The same is true of the generous contribution that every member of this church makes to the life and work of the entire community. Whether it is getting the church ready for and cleaning up from our worship services; whether it is singing in the choir or serving in any of our various liturgical ministries; whether it is teaching Sunday School or hosting Coffee Hour or moving back the tables and chairs afterward; whether it is cutting the grass or taking care of the gardens; whether it is helping to host special events and receptions or decorating the walls and bulletin boards in our Community Building; whether it is transporting our offerings to CARE House or to the Food Pantry at St. Paul United Methodist Church; whether it is extending our ministry to the residents of Canterbury Court; whether it is working on a Habitat for Humanity project or taking part in our softball team; whether it is working on annual events such as our Yard Sale or Christmas Project; or any other of the seemingly countless services and ministries of this parish, usually done quietly and unobtrusively by our members, all of them are important and valuable, and all of them contribute to accomplishing the overall mission of the church.

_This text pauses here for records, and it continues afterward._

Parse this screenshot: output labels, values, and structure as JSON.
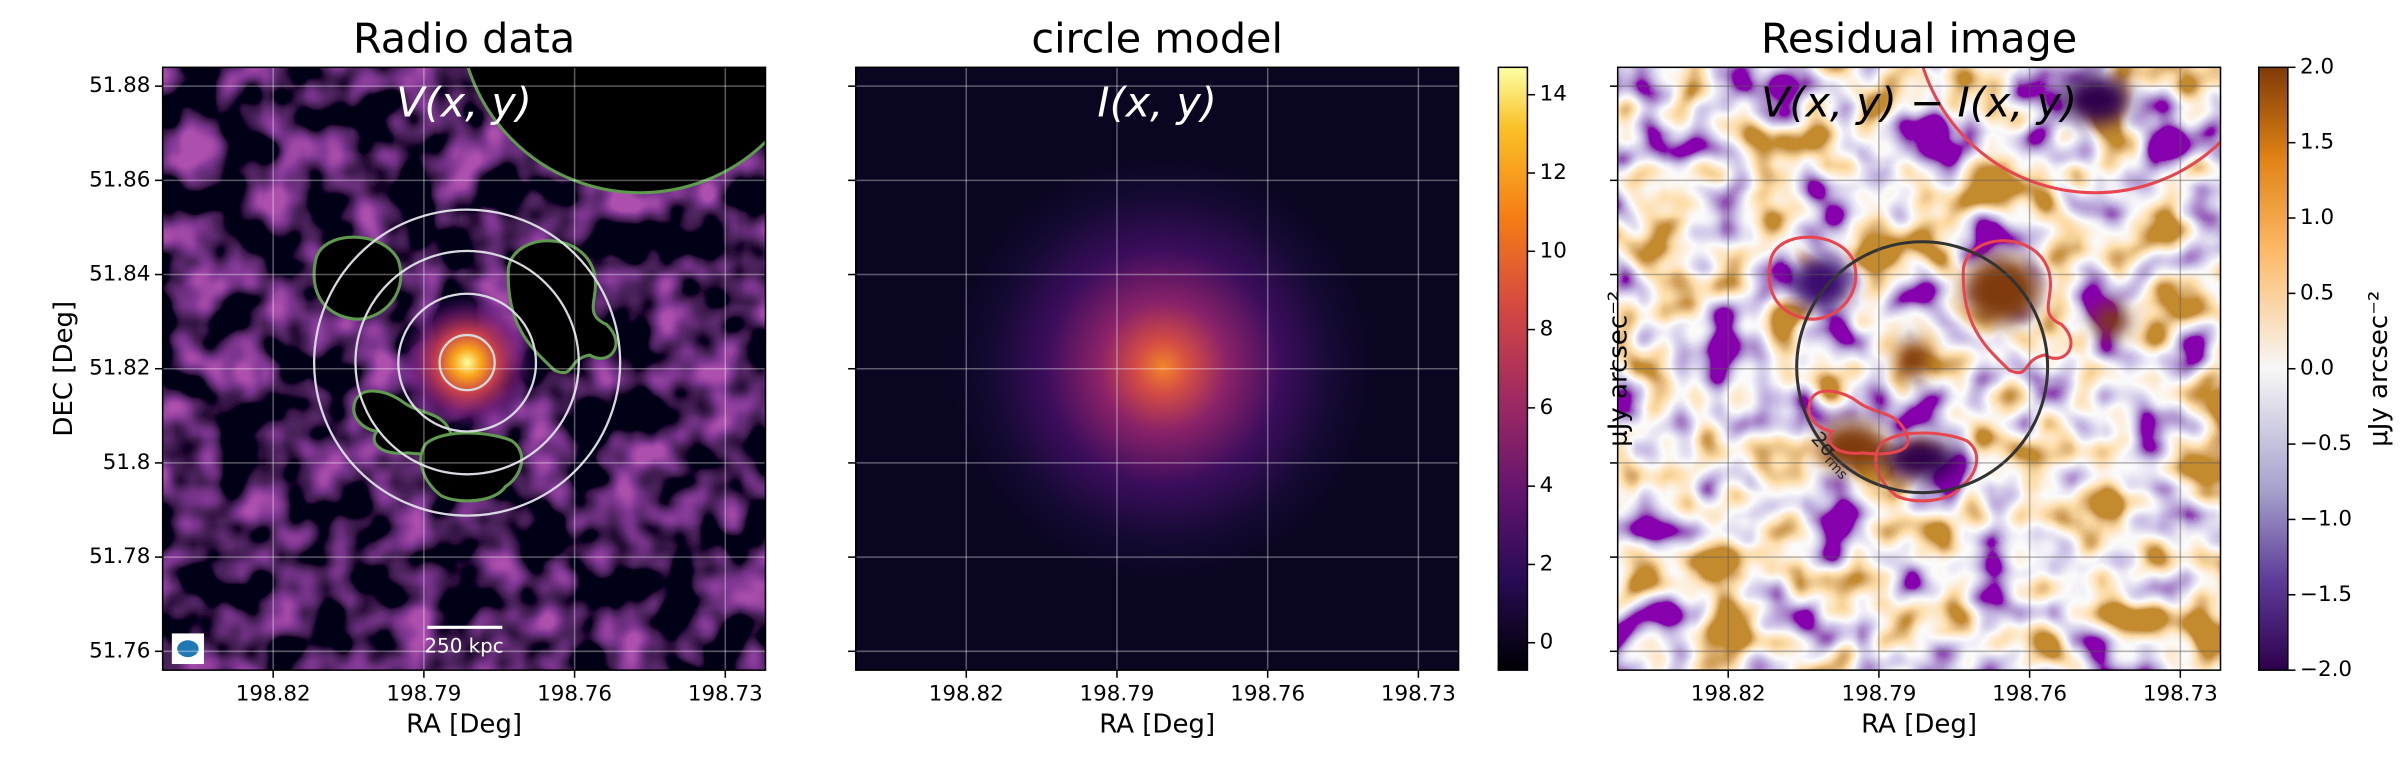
{
  "chart_data": [
    {
      "type": "image",
      "title": "Radio data",
      "annotation": "V(x, y)",
      "xlabel": "RA [Deg]",
      "ylabel": "DEC [Deg]",
      "xlim": [
        198.842,
        198.722
      ],
      "xticks": [
        198.82,
        198.79,
        198.76,
        198.73
      ],
      "ylim": [
        51.756,
        51.884
      ],
      "yticks": [
        51.76,
        51.78,
        51.8,
        51.82,
        51.84,
        51.86,
        51.88
      ],
      "scalebar_label": "250 kpc"
    },
    {
      "type": "image",
      "title": "circle model",
      "annotation": "I(x, y)",
      "xlabel": "RA [Deg]",
      "xlim": [
        198.842,
        198.722
      ],
      "xticks": [
        198.82,
        198.79,
        198.76,
        198.73
      ],
      "ylim": [
        51.756,
        51.884
      ],
      "yticks": [
        51.76,
        51.78,
        51.8,
        51.82,
        51.84,
        51.86,
        51.88
      ],
      "colorbar": {
        "label": "μJy arcsec⁻²",
        "lim": [
          -0.7,
          14.7
        ],
        "ticks": [
          0,
          2,
          4,
          6,
          8,
          10,
          12,
          14
        ]
      }
    },
    {
      "type": "image",
      "title": "Residual image",
      "annotation": "V(x, y) − I(x, y)",
      "xlabel": "RA [Deg]",
      "circle_label": "2σ",
      "circle_label_sub": "rms",
      "xlim": [
        198.842,
        198.722
      ],
      "xticks": [
        198.82,
        198.79,
        198.76,
        198.73
      ],
      "ylim": [
        51.756,
        51.884
      ],
      "yticks": [
        51.76,
        51.78,
        51.8,
        51.82,
        51.84,
        51.86,
        51.88
      ],
      "colorbar": {
        "label": "μJy arcsec⁻²",
        "lim": [
          -2,
          2
        ],
        "ticks": [
          {
            "value": -2,
            "label": "−2.0"
          },
          {
            "value": -1.5,
            "label": "−1.5"
          },
          {
            "value": -1,
            "label": "−1.0"
          },
          {
            "value": -0.5,
            "label": "−0.5"
          },
          {
            "value": 0,
            "label": "0.0"
          },
          0.5,
          {
            "value": 1,
            "label": "1.0"
          },
          1.5,
          {
            "value": 2,
            "label": "2.0"
          }
        ]
      }
    }
  ]
}
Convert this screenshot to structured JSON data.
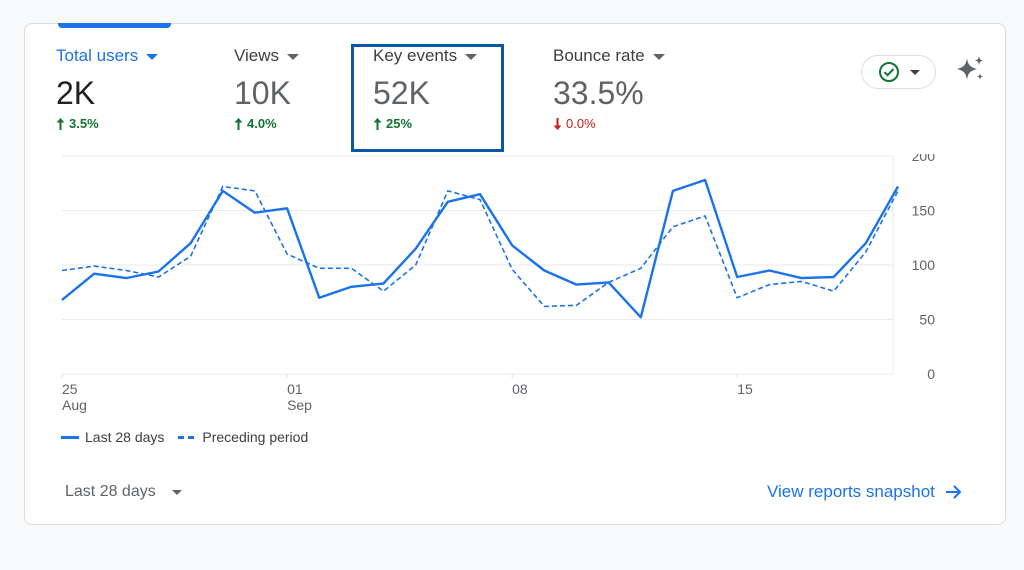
{
  "metrics": [
    {
      "label": "Total users",
      "value": "2K",
      "delta": "3.5%",
      "direction": "up"
    },
    {
      "label": "Views",
      "value": "10K",
      "delta": "4.0%",
      "direction": "up"
    },
    {
      "label": "Key events",
      "value": "52K",
      "delta": "25%",
      "direction": "up"
    },
    {
      "label": "Bounce rate",
      "value": "33.5%",
      "delta": "0.0%",
      "direction": "down"
    }
  ],
  "icons": {
    "status": "check-circle-icon",
    "insights": "sparkle-icon"
  },
  "colors": {
    "accent": "#1a73e8",
    "up": "#137333",
    "down": "#c5221f",
    "highlight": "#0b57a4"
  },
  "chart_data": {
    "type": "line",
    "ylim": [
      0,
      200
    ],
    "y_ticks": [
      "200",
      "150",
      "100",
      "50",
      "0"
    ],
    "x_ticks": [
      {
        "line1": "25",
        "line2": "Aug"
      },
      {
        "line1": "01",
        "line2": "Sep"
      },
      {
        "line1": "08",
        "line2": ""
      },
      {
        "line1": "15",
        "line2": ""
      }
    ],
    "series": [
      {
        "name": "Last 28 days",
        "style": "solid",
        "values": [
          68,
          92,
          88,
          94,
          120,
          168,
          148,
          152,
          70,
          80,
          83,
          115,
          158,
          165,
          118,
          95,
          82,
          84,
          52,
          168,
          178,
          89,
          95,
          88,
          89,
          120,
          172
        ]
      },
      {
        "name": "Preceding period",
        "style": "dashed",
        "values": [
          95,
          99,
          95,
          89,
          108,
          172,
          168,
          110,
          97,
          97,
          76,
          100,
          168,
          160,
          96,
          62,
          63,
          84,
          97,
          135,
          145,
          70,
          82,
          85,
          76,
          112,
          168
        ]
      }
    ]
  },
  "legend": {
    "current": "Last 28 days",
    "previous": "Preceding period"
  },
  "footer": {
    "period": "Last 28 days",
    "snapshot_link": "View reports snapshot"
  }
}
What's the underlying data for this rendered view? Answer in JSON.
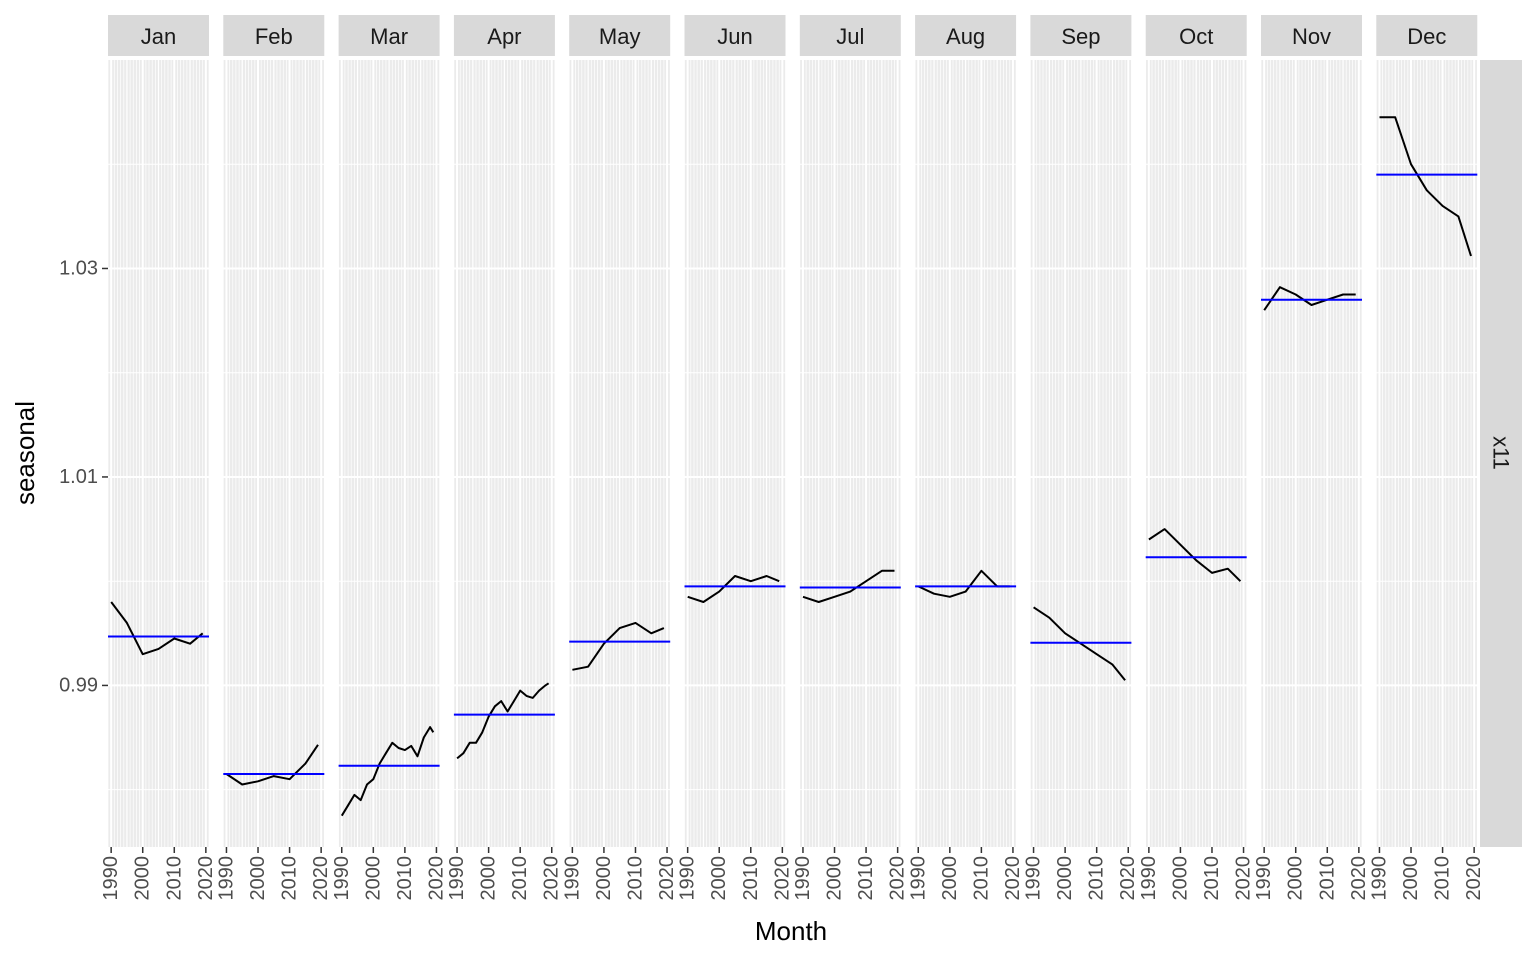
{
  "chart_data": {
    "type": "line",
    "xlabel": "Month",
    "ylabel": "seasonal",
    "facet_row_label": "x11",
    "panels": [
      "Jan",
      "Feb",
      "Mar",
      "Apr",
      "May",
      "Jun",
      "Jul",
      "Aug",
      "Sep",
      "Oct",
      "Nov",
      "Dec"
    ],
    "x_ticks": [
      1990,
      2000,
      2010,
      2020
    ],
    "x_range": [
      1989,
      2021
    ],
    "y_ticks": [
      0.99,
      1.01,
      1.03
    ],
    "y_tick_labels": [
      "0.99",
      "1.01",
      "1.03"
    ],
    "ylim": [
      0.9745,
      1.05
    ],
    "grid": true,
    "colors": {
      "series": "#000000",
      "mean": "#0000ff",
      "panel_bg": "#ebebeb",
      "strip_bg": "#d9d9d9",
      "grid": "#ffffff"
    },
    "series": [
      {
        "panel": "Jan",
        "years": [
          1990,
          1995,
          2000,
          2005,
          2010,
          2015,
          2019
        ],
        "values": [
          0.998,
          0.996,
          0.993,
          0.9935,
          0.9945,
          0.994,
          0.995
        ],
        "mean": 0.9947
      },
      {
        "panel": "Feb",
        "years": [
          1990,
          1995,
          2000,
          2005,
          2010,
          2015,
          2019
        ],
        "values": [
          0.9815,
          0.9805,
          0.9808,
          0.9813,
          0.981,
          0.9825,
          0.9843
        ],
        "mean": 0.9815
      },
      {
        "panel": "Mar",
        "years": [
          1990,
          1992,
          1994,
          1996,
          1998,
          2000,
          2002,
          2004,
          2006,
          2008,
          2010,
          2012,
          2014,
          2016,
          2018,
          2019
        ],
        "values": [
          0.9775,
          0.9785,
          0.9795,
          0.979,
          0.9805,
          0.981,
          0.9825,
          0.9835,
          0.9845,
          0.984,
          0.9838,
          0.9842,
          0.9832,
          0.985,
          0.986,
          0.9855
        ],
        "mean": 0.9823
      },
      {
        "panel": "Apr",
        "years": [
          1990,
          1992,
          1994,
          1996,
          1998,
          2000,
          2002,
          2004,
          2006,
          2008,
          2010,
          2012,
          2014,
          2016,
          2018,
          2019
        ],
        "values": [
          0.983,
          0.9835,
          0.9845,
          0.9845,
          0.9855,
          0.987,
          0.988,
          0.9885,
          0.9875,
          0.9885,
          0.9895,
          0.989,
          0.9888,
          0.9895,
          0.99,
          0.9902
        ],
        "mean": 0.9872
      },
      {
        "panel": "May",
        "years": [
          1990,
          1995,
          2000,
          2005,
          2010,
          2015,
          2019
        ],
        "values": [
          0.9915,
          0.9918,
          0.994,
          0.9955,
          0.996,
          0.995,
          0.9955
        ],
        "mean": 0.9942
      },
      {
        "panel": "Jun",
        "years": [
          1990,
          1995,
          2000,
          2005,
          2010,
          2015,
          2019
        ],
        "values": [
          0.9985,
          0.998,
          0.999,
          1.0005,
          1.0,
          1.0005,
          1.0
        ],
        "mean": 0.9995
      },
      {
        "panel": "Jul",
        "years": [
          1990,
          1995,
          2000,
          2005,
          2010,
          2015,
          2019
        ],
        "values": [
          0.9985,
          0.998,
          0.9985,
          0.999,
          1.0,
          1.001,
          1.001
        ],
        "mean": 0.9994
      },
      {
        "panel": "Aug",
        "years": [
          1990,
          1995,
          2000,
          2005,
          2010,
          2015,
          2019
        ],
        "values": [
          0.9995,
          0.9988,
          0.9985,
          0.999,
          1.001,
          0.9995,
          0.9995
        ],
        "mean": 0.9995
      },
      {
        "panel": "Sep",
        "years": [
          1990,
          1995,
          2000,
          2005,
          2010,
          2015,
          2019
        ],
        "values": [
          0.9975,
          0.9965,
          0.995,
          0.994,
          0.993,
          0.992,
          0.9905
        ],
        "mean": 0.9941
      },
      {
        "panel": "Oct",
        "years": [
          1990,
          1995,
          2000,
          2005,
          2010,
          2015,
          2019
        ],
        "values": [
          1.004,
          1.005,
          1.0035,
          1.002,
          1.0008,
          1.0012,
          1.0
        ],
        "mean": 1.0023
      },
      {
        "panel": "Nov",
        "years": [
          1990,
          1995,
          2000,
          2005,
          2010,
          2015,
          2019
        ],
        "values": [
          1.026,
          1.0282,
          1.0275,
          1.0265,
          1.027,
          1.0275,
          1.0275
        ],
        "mean": 1.027
      },
      {
        "panel": "Dec",
        "years": [
          1990,
          1995,
          2000,
          2005,
          2010,
          2015,
          2019
        ],
        "values": [
          1.0445,
          1.0445,
          1.04,
          1.0375,
          1.036,
          1.035,
          1.0312
        ],
        "mean": 1.039
      }
    ]
  }
}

As we come forward in just a few minutes to take part in the flowering of the cross, think a bit about the important place that you have within this community of faith and about the important contribution that you make through your own “Matthias ministry.” Then, when we have all returned to our regular places, look up and see the inspiring beauty of the cross when everyone’s flowers have been placed there together; and remember the inspiring beauty of this community of faith to which all of us can make our own invaluable contributions. For together, we become, by the power of the Spirit, the embodied presence of Christ in this time and place. And that is a truly beautiful thing.